Seattle, WA – Today the 9th Circuit Court of Appeals upheld protections for wilderness-quality lands within the Bitterroot National Forest in Montana against a rising tide of motorized and mechanized backcountry use. The court affirmed a 2018 Montana district court ruling which upheld the U.S. Forest Service’s 2016 Bitterroot National Forest Travel Plan against a legal challenge brought by motorized and mechanized users.
Earthjustice argued the case in defense of the 2016 Forest Plan on behalf of a broad coalition of Montanans including Friends of the Bitterroot, Hellgate Hunters and Anglers, Missoula Back Country Horsemen, Montana Wilderness Association, Selway-Pintler Wilderness Back Country Horsemen, WildEarth Guardians, and Winter Wildlands Alliance.
“The wilderness-quality lands the Travel Plan protects are important to people from all walks of life in the Bitterroot valley including hunters, fishermen, horsepackers, hikers, and skiers,” said Tim Preso, Earthjustice attorney. “The court’s decision ensures that these special places will continue to support elk and other wildlife and provide Montanans with outstanding opportunities for solitude and quiet recreation for years to come.”
“Friends of the Bitterroot is extremely pleased with this victory in court protecting mountain goats, wolverine, lynx and grizzly bears from the clear and present threats posed by motorized and mechanized recreation in Wilderness Study and Recommended Wilderness Areas on the Bitterroot National Forest,” said Larry Campbell, FOB Conservation Director. “FOB has persevered for over two decades to finally see iconic and rare wildlife given the protection they need for survival. There’s still plenty of places for people to play.”
“Today’s victory is a win for wild places and a clear rebuke of the challenge from motorized activists and those opposed to protecting wildlife habitat,” said Adam Rissien with WildEarth Guardians. “The Forest Service can now firmly reject political meddling from Sen. Daines who pressured the agency to ignore safeguards enacted in Montana’s 1977 Wilderness Study Act.”
“This plan was eight years in the making and informed by hundreds of Montanans who asked the Forest Service to protect habitat for wildlife; to ensure the headwaters of the Bitterroot River and Rock Creek remain clean and cold and its wild trout populations healthy; and to practice true multiple use in the Bitterroot National Forest,” said Erin Clark, western Montana field director with Montana Wilderness Association. “The plan leaves one third of the Forest open to snowmobiling and over 2,000 miles of road and trail open to mountain biking while adhering to the spirit and law of the Montana Wilderness Study Act.”

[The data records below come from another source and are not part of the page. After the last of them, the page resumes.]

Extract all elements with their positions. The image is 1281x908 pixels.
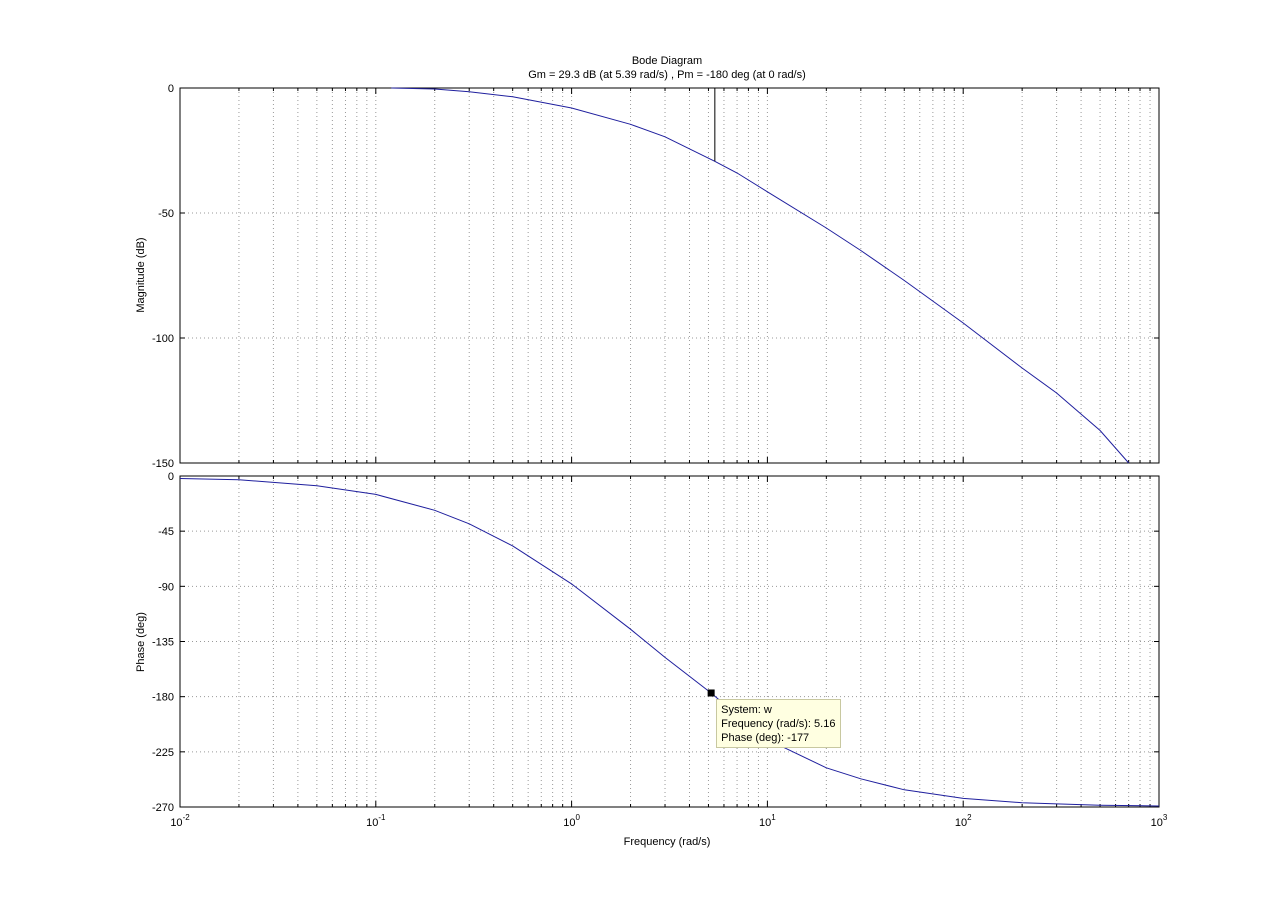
phase-tick-label: -270 xyxy=(152,802,174,814)
phase-line xyxy=(179,478,1160,807)
magnitude-tick-label: -150 xyxy=(152,458,174,470)
datatip-system: System: w xyxy=(721,703,772,716)
magnitude-tick-label: 0 xyxy=(168,83,174,95)
chart-subtitle: Gm = 29.3 dB (at 5.39 rad/s) , Pm = -180… xyxy=(528,69,806,81)
phase-tick-label: 0 xyxy=(168,471,174,483)
datatip[interactable]: System: w Frequency (rad/s): 5.16 Phase … xyxy=(716,698,842,748)
magnitude-line xyxy=(391,87,1130,464)
x-tick-label: 101 xyxy=(759,813,776,829)
datatip-phase: Phase (deg): -177 xyxy=(721,731,810,744)
phase-tick-label: -180 xyxy=(152,692,174,704)
x-tick-label: 102 xyxy=(955,813,972,829)
magnitude-tick-label: -50 xyxy=(158,208,174,220)
frequency-x-ticks: 10-2 10-1 100 101 102 103 xyxy=(170,88,1168,829)
phase-tick-label: -90 xyxy=(158,581,174,593)
magnitude-grid xyxy=(180,87,1159,464)
datatip-frequency: Frequency (rad/s): 5.16 xyxy=(721,717,836,730)
xlabel: Frequency (rad/s) xyxy=(624,836,711,848)
phase-y-ticks: 0 -45 -90 -135 -180 -225 -270 xyxy=(152,471,1159,814)
magnitude-ylabel: Magnitude (dB) xyxy=(135,237,147,312)
datatip-marker[interactable] xyxy=(707,689,715,697)
chart-title: Bode Diagram xyxy=(632,55,702,67)
phase-grid xyxy=(180,475,1159,808)
phase-tick-label: -135 xyxy=(152,637,174,649)
phase-ylabel: Phase (deg) xyxy=(135,612,147,672)
magnitude-tick-label: -100 xyxy=(152,333,174,345)
x-tick-label: 10-1 xyxy=(366,813,386,829)
x-tick-label: 10-2 xyxy=(170,813,190,829)
phase-tick-label: -225 xyxy=(152,747,174,759)
magnitude-y-ticks: 0 -50 -100 -150 xyxy=(152,83,1159,470)
magnitude-axes-box xyxy=(179,87,1160,464)
phase-tick-label: -45 xyxy=(158,526,174,538)
x-tick-label: 100 xyxy=(563,813,580,829)
x-tick-label: 103 xyxy=(1151,813,1168,829)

“Today’s ruling ensures that wild lands on the Bitterroot National Forest will remain protected in all seasons, providing refuge for wildlife and opportunities for human-powered winter adventure,” said Hilary Eisen, policy director with Winter Wildlands Alliance. “The plan strikes a fair balance between providing opportunities for snowmobiling and preserving quiet places for skiers, snowshoers, and others who seek opportunities for solitude and prefer to enjoy the backcountry at a slower pace. We’re pleased that the Court has upheld this balance.”
“The Backcountry Horsemen are delighted that these special areas will continue to be enjoyed for their quiet beauty and primitive travel by foot or horse,” said Dan Harper, vice president of the Backcountry Horsemen of Missoula Chapter.
“This ruling is a long-awaited victory for Montana’s wildlife and our conservation community,” said Walker Conyngham, president of Missoula-based Hellgate Hunters & Anglers. “Sportsmen and women recognize that the species we rely upon deserve healthy, undisturbed habitat in order to thrive. We look to this ruling as a clear precedent for preserving valuable wildlife sanctuaries like our wilderness study areas.